それはさておき、さすがにもう遅い時間だ。残りは明日やろうと本に栞をはさみ、パソコンの電源を落とそうとした。
「……ん?」
その時、俺は画面上に気になるものを見つけた。作業中、分からない単語を調べるためにブラウザを立ち上げていたのだが、いつの間にやらその画面端にもう一つウィンドウが開いていたのだ。
_お願い…アレクを救って……
真っ暗な背景に赤い文字でその一文だけが表示されている。そのウィンドウの下部には”Play”と”Exit”のボタンがあり、どうやらブラウザゲームのスタート画面のようだ。特に怪しいサイトを覗いた覚えはないし、ウィルスバスターも反応していない。マルウェアや不正ソフトというわけでもなさそうだ。恐らく、調べ物をしている最中、知らずに広告か何かをクリックしてしまったのだろう。

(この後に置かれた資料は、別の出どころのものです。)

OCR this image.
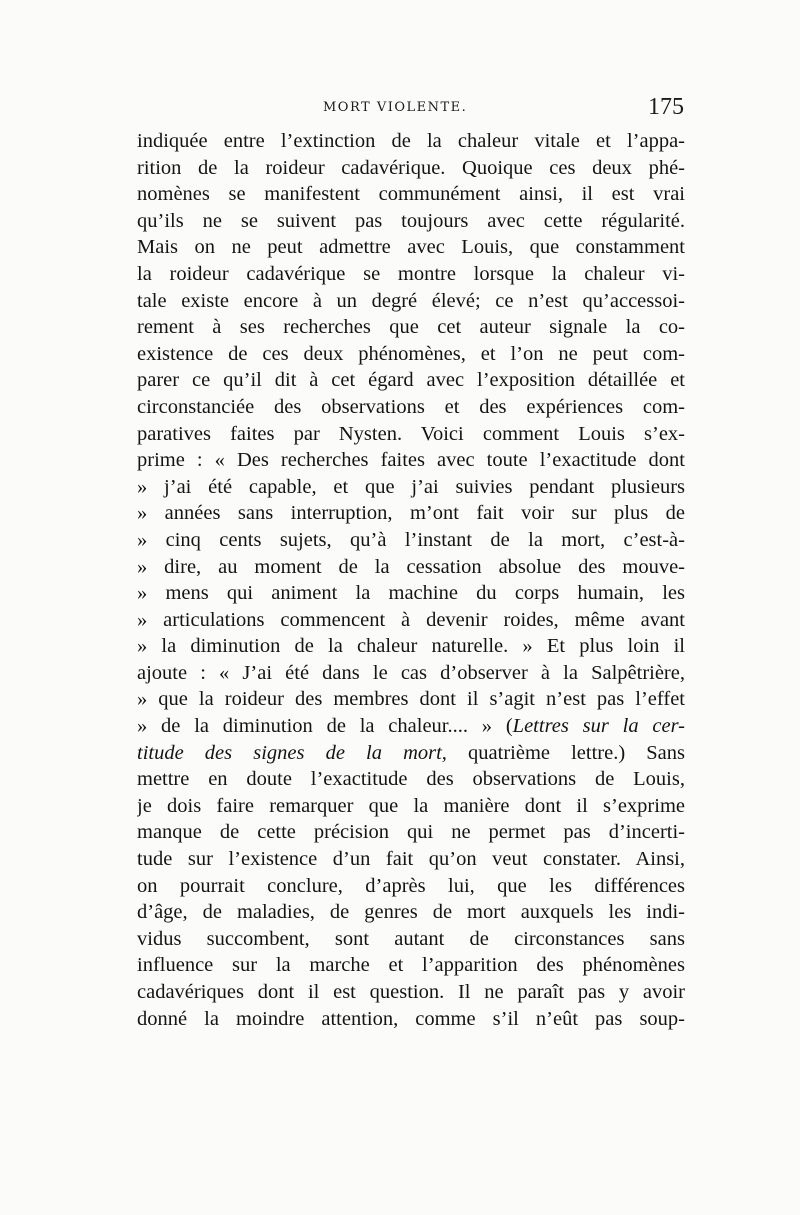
MORT VIOLENTE.	175
indiquée entre l’extinction de la chaleur vitale et l’appa-
rition de la roideur cadavérique. Quoique ces deux phé-
nomènes se manifestent communément ainsi, il est vrai
qu’ils ne se suivent pas toujours avec cette régularité.
Mais on ne peut admettre avec Louis, que constamment
la roideur cadavérique se montre lorsque la chaleur vi-
tale existe encore à un degré élevé; ce n’est qu’accessoi-
rement à ses recherches que cet auteur signale la co-
existence de ces deux phénomènes, et l’on ne peut com-
parer ce qu’il dit à cet égard avec l’exposition détaillée et
circonstanciée des observations et des expériences com-
paratives faites par Nysten. Voici comment Louis s’ex-
prime : « Des recherches faites avec toute l’exactitude dont
» j’ai été capable, et que j’ai suivies pendant plusieurs
» années sans interruption, m’ont fait voir sur plus de
» cinq cents sujets, qu’à l’instant de la mort, c’est-à-
» dire, au moment de la cessation absolue des mouve-
» mens qui animent la machine du corps humain, les
» articulations commencent à devenir roides, même avant
» la diminution de la chaleur naturelle. » Et plus loin il
ajoute : « J’ai été dans le cas d’observer à la Salpêtrière,
» que la roideur des membres dont il s’agit n’est pas l’effet
» de la diminution de la chaleur.... » (Lettres sur la cer-
titude des signes de la mort, quatrième lettre.) Sans
mettre en doute l’exactitude des observations de Louis,
je dois faire remarquer que la manière dont il s’exprime
manque de cette précision qui ne permet pas d’incerti-
tude sur l’existence d’un fait qu’on veut constater. Ainsi,
on pourrait conclure, d’après lui, que les différences
d’âge, de maladies, de genres de mort auxquels les indi-
vidus succombent, sont autant de circonstances sans
influence sur la marche et l’apparition des phénomènes
cadavériques dont il est question. Il ne paraît pas y avoir
donné la moindre attention, comme s’il n’eût pas soup-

今日は大学が終わった後すぐに課題を終わらせて、その後はずっとネットワークの勉強をしていたためすごく眠い。普段ならいざ知らず、その時の俺はとてもこれからゲームをやってみようという気にはならないはずだった。
「…………」
だけどなぜだろうか。黒塗りの背景に赤文字だけという何の魅力もないブラウザゲームを、俺は起動しなければいけない気がした。使命感というか焦燥感というか、とにかくそういった何かが俺にゲームを動かせと突き動かしたのだ。
ゆっくりとマウスを動かし、”Play”のボタンにカーソルを合わせる。
_カチリ……
そして俺は静かにクリックした………。